Cronaca locale

Il Comune spende soldi per insegnare ai rom a prendere la case Aler

Il Comune di Milano spende quasi 180mila euro per sgomberare i campi e aiutare chi vi abitava a trovare altri alloggi

Il Comune spende soldi per insegnare ai rom a prendere la case Aler

Quando il 19 agosto scorso il Comune chiuse dopo 26 anni il campo nomadi di via Idro per le difficili condizioni igieniche in cui versava e per i problemi di sicurezza urbana che creava, preannunciò una serie di iniziative «di accompagnamento per l'inserimento sociale e lavorativo» delle famiglie rom e sinti che vi abitavano. Adesso si conosce la cifra stanziata complessivamente, non solo per gestire la chiusura di via Idro, ma anche per altri insediamenti abusivi già sgomberati, come via Novara e via Martirano, e per quelli che saranno smantellati in via Negrotto, Bonfadini, Chiesa Rossa e Impastato: 179.457 euro.

Una somma suddivisa in due tranches: 32.900 da spendere nei prossimi tre mesi e mezzo, fino al 31 dicembre di quest'anno, e 146.556 per il 2016. Soldi che, si legge nella determina dirigenziale, saranno usati non solo per «superare gli insediamenti irregolari» e «contrastare le forme di degrado e illegalità» diffuse sia nei campi abusivi che nelle aree destinate a quelli regolari, ma anche per «promuovere la piena inclusione» e «contrastare e superare forme di discriminazione e di negazione della dignità della persona». In concreto, vuol dire che chi prima abitava nei campi sgomberati o in via di chiusura sarà aiutato su vari fronti. Dalla ricerca di un impiego con progetti di orientamento lavorativo al monitoraggio dell'inserimento dei bambini nelle scuole. Le famiglie saranno anche supportate con delle «forme di educazione finanziaria» in modo che imparino a gestirsi e, soprattutto, ad «affrontare l'abitabilità al di fuori dal campo». Già, perché una volta che un campo viene chiuso, una volta che l'insediamento è smantellato, il tema è: queste persone dove vanno a vivere?

I soldi stanziati dal Comune serviranno anche per assistere rom e sinti in tutte le procedure di accesso all'edilizia residenziale pubblica: una giungla, quella delle domande e delle graduatorie per le case Aler, in cui spesso è difficilissimo districarsi anche per chi in Italia è nato e cresciuto. Oppure saranno spesi per aiutarli a partecipare ai bandi pubblici di assegnazione di alloggi messi a disposizione da altri enti, a cominciare da Pio Albergo Trivulzio e Ca' Granda.

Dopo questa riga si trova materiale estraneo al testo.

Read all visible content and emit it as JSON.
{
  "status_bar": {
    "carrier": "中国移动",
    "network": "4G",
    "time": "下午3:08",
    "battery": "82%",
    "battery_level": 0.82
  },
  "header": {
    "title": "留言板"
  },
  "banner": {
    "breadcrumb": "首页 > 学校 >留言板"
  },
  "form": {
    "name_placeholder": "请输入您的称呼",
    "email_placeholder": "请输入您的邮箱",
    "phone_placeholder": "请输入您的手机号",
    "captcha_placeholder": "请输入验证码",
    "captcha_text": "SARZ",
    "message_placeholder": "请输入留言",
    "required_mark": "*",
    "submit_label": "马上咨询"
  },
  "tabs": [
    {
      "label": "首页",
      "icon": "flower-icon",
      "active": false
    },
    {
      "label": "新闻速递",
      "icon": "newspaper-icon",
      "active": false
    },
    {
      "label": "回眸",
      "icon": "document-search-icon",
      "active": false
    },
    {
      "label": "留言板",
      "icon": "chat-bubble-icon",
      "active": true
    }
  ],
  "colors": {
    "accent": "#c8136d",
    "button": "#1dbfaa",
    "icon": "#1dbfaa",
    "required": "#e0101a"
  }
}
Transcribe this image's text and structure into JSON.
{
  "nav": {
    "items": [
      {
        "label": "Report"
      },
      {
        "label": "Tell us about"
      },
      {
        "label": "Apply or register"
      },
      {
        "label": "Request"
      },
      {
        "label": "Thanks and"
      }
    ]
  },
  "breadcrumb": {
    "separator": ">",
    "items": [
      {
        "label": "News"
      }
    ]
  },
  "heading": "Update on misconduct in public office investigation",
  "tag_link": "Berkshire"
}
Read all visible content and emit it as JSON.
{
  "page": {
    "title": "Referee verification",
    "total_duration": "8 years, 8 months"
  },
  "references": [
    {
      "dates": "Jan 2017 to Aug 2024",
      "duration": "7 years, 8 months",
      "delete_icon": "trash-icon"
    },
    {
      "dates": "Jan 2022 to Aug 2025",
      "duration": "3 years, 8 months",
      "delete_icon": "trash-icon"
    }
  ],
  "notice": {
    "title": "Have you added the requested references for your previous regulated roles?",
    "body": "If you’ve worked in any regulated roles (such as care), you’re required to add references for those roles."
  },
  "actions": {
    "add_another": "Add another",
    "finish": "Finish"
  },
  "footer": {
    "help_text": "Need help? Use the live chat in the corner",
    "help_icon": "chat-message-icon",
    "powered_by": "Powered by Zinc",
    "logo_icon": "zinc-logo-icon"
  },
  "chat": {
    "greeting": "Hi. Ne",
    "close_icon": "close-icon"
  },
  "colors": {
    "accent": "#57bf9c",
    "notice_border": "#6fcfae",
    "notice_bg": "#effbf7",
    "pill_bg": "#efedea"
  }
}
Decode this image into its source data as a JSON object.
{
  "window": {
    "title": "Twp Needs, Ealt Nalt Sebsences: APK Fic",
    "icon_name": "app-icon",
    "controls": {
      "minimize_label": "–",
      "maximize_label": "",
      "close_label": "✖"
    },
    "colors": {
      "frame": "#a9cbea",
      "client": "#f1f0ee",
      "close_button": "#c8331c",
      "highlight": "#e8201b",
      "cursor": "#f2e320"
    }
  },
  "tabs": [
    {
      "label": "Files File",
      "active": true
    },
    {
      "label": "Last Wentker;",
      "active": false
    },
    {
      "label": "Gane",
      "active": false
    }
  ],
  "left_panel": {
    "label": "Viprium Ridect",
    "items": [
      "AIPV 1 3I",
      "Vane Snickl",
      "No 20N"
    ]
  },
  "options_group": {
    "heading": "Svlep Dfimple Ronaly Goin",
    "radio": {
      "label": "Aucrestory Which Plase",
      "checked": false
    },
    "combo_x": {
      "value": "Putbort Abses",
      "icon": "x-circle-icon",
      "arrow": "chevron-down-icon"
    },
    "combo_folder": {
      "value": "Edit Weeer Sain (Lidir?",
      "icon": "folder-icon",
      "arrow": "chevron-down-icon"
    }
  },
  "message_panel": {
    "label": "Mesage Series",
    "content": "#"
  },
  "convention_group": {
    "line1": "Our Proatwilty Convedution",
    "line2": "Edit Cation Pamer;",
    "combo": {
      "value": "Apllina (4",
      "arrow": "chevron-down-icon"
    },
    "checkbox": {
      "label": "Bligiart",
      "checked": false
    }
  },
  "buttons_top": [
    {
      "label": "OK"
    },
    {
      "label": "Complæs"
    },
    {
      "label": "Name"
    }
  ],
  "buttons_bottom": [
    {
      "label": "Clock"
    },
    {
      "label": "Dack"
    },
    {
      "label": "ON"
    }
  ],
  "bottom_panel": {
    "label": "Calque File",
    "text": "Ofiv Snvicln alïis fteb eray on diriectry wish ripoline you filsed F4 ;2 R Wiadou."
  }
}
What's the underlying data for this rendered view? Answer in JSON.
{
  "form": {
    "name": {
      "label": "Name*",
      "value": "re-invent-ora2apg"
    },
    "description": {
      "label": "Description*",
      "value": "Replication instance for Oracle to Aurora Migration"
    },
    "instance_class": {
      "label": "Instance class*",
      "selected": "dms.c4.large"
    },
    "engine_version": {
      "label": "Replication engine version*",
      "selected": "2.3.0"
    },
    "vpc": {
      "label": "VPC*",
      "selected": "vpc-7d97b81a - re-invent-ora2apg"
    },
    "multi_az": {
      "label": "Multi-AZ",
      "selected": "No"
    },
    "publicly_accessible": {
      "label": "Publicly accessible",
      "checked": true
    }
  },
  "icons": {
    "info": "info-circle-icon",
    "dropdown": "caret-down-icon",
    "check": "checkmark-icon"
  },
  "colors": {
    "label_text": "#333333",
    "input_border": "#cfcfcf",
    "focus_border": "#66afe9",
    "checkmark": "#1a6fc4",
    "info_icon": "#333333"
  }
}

È in particolare questo punto a raccogliere le critiche del centro destra in Comune. A cominciare dal consigliere di Fratelli d'Italia Riccardo De Corato, che fa notare come la cifra complessiva stanziata da Palazzo Marino salga a 300mila euro considerando «i 107.579 per il servizio di “gestione sociale e sanitaria delle aree abitative del Comune destinate a cittadini di origine rom e sinti“». Il problema, secondo De Corato, è che si tratta di «soldi statali, quindi di tutti i cittadini che pagano onestamente le tasse». E che perciò, sostiene, «potevano andare, per esempio, a tutte quelle famiglie che si trovano nella stessa situazione».

Come quella donna milanese con cinque figli, in attesa di una casa dal 2012, che per mesi si è ritrovata costretta a dormire su una panchina del parco: «il Comune - attacca ancora il consigliere azzurro - ha aspettato che i giornali denunciassero la cosa.

E ci sono altre persone in queste condizioni: ma nel loro futuro c'è la panchina ai giardinetti, mentre per i nomadi si pagano alloggi, pulizia e pure servizi sociali e di accompagnamento».